Yesterday was one of the worst days I've had in a really long time. I'm not sure what was wrong but I just wasn't my normal, bubbly self and everyone noticed. I was short with people, I started crying in my psychology class and I just wanted to be alone. I hate being alone so that was very unusual. I think the stress just finally caught up to me and I needed to slow down. I did, and I'm much better today.
What do you have the hardest time giving?
Myself
What lifts your spirits?
The first moment I read this question, nothing popped into my head like it normally should have. I actually had to think about it. It made me realize that I haven't been truly happy in such a long a time. I was so close recently but it got pulled out from under me and knocked me back to the ground.
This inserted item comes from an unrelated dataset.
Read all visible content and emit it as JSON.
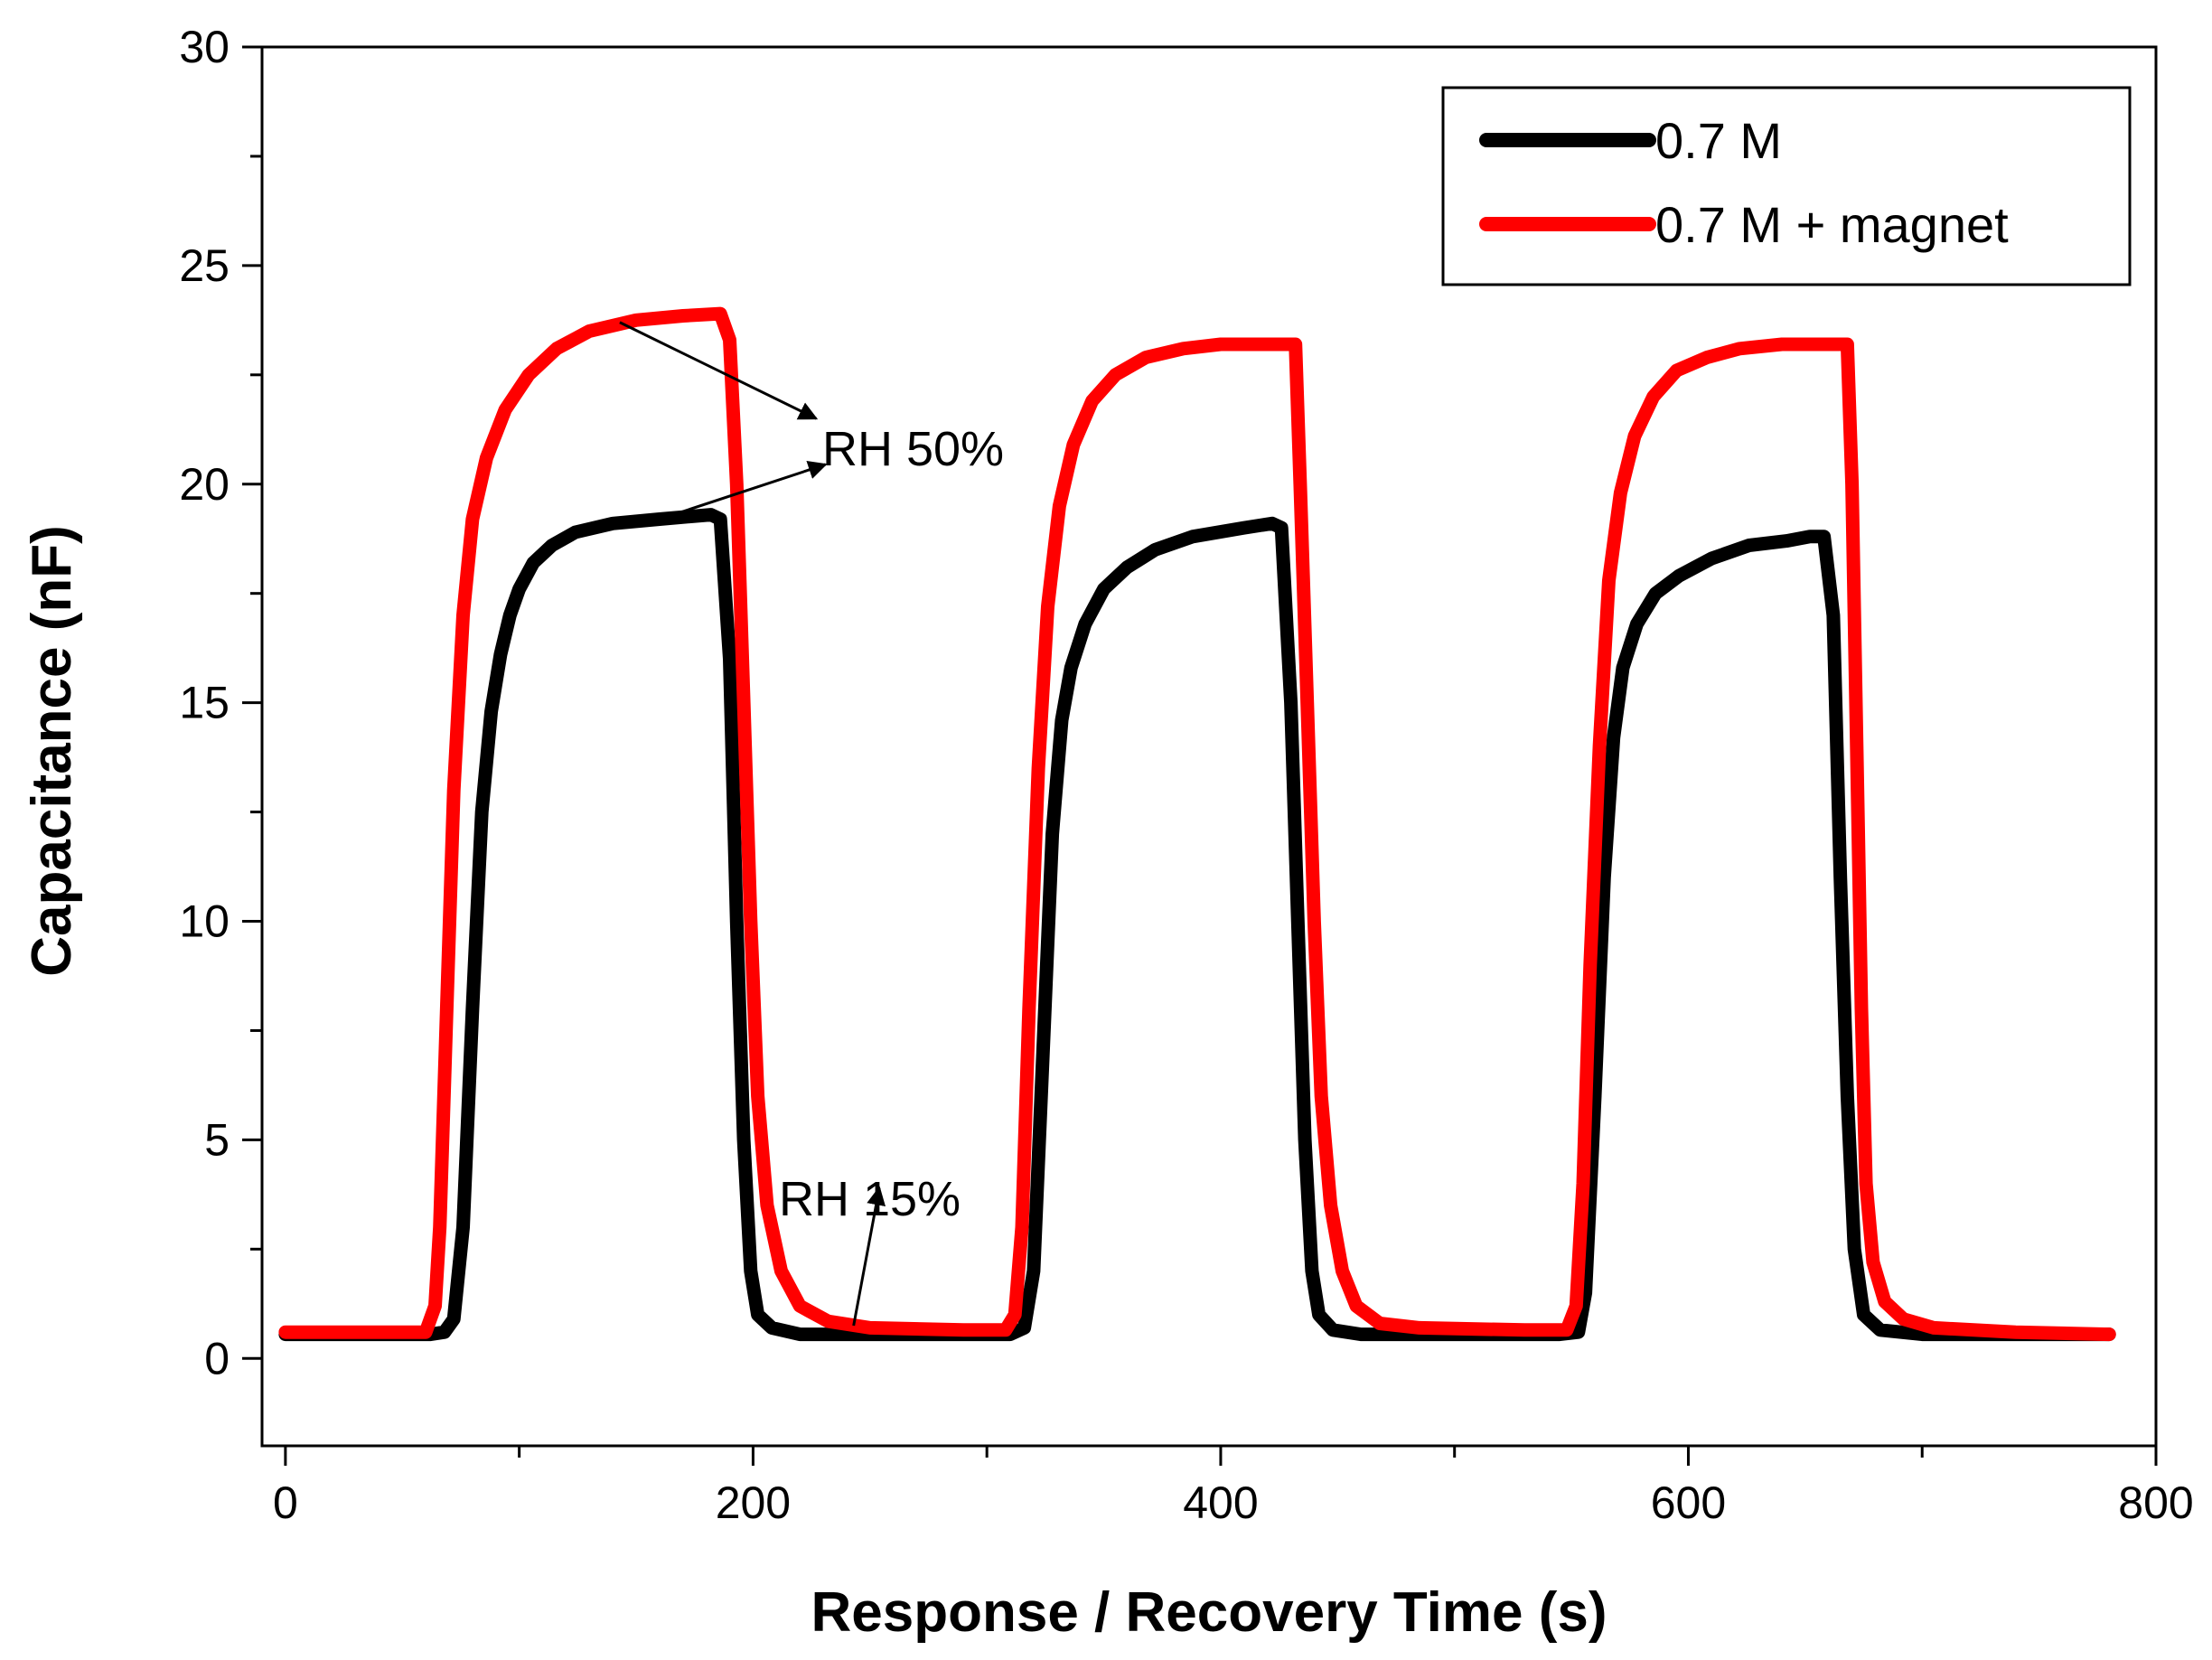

But after much needed thought and consideration on this subject I know exactly what lifts my spirits as long as I want them lifted, which from now on, will be all the time (:
Smiling, my youth group, hugging, my best friends, my new zebra blanket (:, working out, dancing, music, driving fast, holding hands, kisses on the forehead, just holding my bible, and even more reading a book in it I've never heard of.
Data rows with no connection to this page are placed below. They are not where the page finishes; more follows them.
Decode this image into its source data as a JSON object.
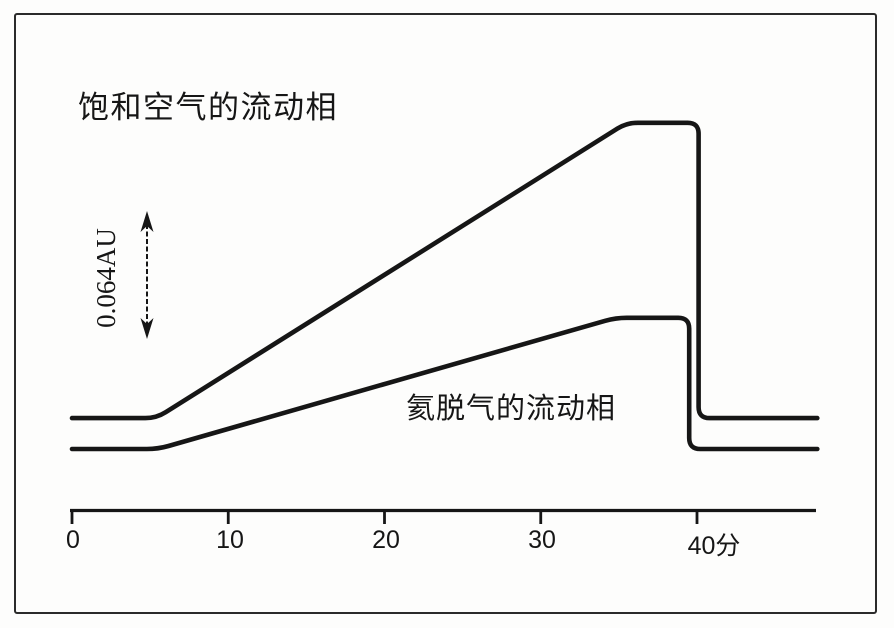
{
  "figure": {
    "ink_color": "#161616",
    "background_color": "#fdfdfc"
  },
  "chart_data": {
    "type": "line",
    "title": "",
    "xlabel": "分",
    "ylabel": "",
    "x_range_minutes": [
      0,
      47.7
    ],
    "x_ticks": [
      0,
      10,
      20,
      30,
      40
    ],
    "x_tick_labels": [
      "0",
      "10",
      "20",
      "30",
      "40分"
    ],
    "grid": false,
    "legend_position": "on-curve-annotations",
    "y_scale_bar": {
      "label": "0.064AU",
      "value_au": 0.064
    },
    "series": [
      {
        "name": "饱和空气的流动相",
        "description": "air-saturated mobile phase baseline",
        "points_min_au": [
          [
            0,
            0.0165
          ],
          [
            5.4,
            0.0165
          ],
          [
            35.5,
            0.174
          ],
          [
            40.1,
            0.174
          ],
          [
            40.1,
            0.0165
          ],
          [
            47.7,
            0.0165
          ]
        ]
      },
      {
        "name": "氦脱气的流动相",
        "description": "helium-degassed mobile phase baseline",
        "points_min_au": [
          [
            0,
            0.0
          ],
          [
            5.5,
            0.0
          ],
          [
            34.8,
            0.07
          ],
          [
            39.5,
            0.07
          ],
          [
            39.5,
            0.0
          ],
          [
            47.7,
            0.0
          ]
        ]
      }
    ],
    "line_color": "#161616"
  }
}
Pink, orange, green, pictures, sand, water, rain, dogs, playing field hockey, bonfires, camping, mountains, babies, polka dots, stripes, texting (:, getting dressed up, school, peace signs, the moon & stars, guitar, viola, cello, sweet tea!
I have so much that makes me happy. I'm gonna start taking advantage of those things (:
My favorite song.
I encourage you to listen to it.
Fireflight is a Christian band I found recently and haven't listened to any other CD since I got this one a few days ago. There songs describe so much that I can relate to and its nice to sing along with songs like that. As a dancer, I love the music. It's so easy to move to and that makes me appreciate it even more.
"God, I want to dream again. Take me where I've never been."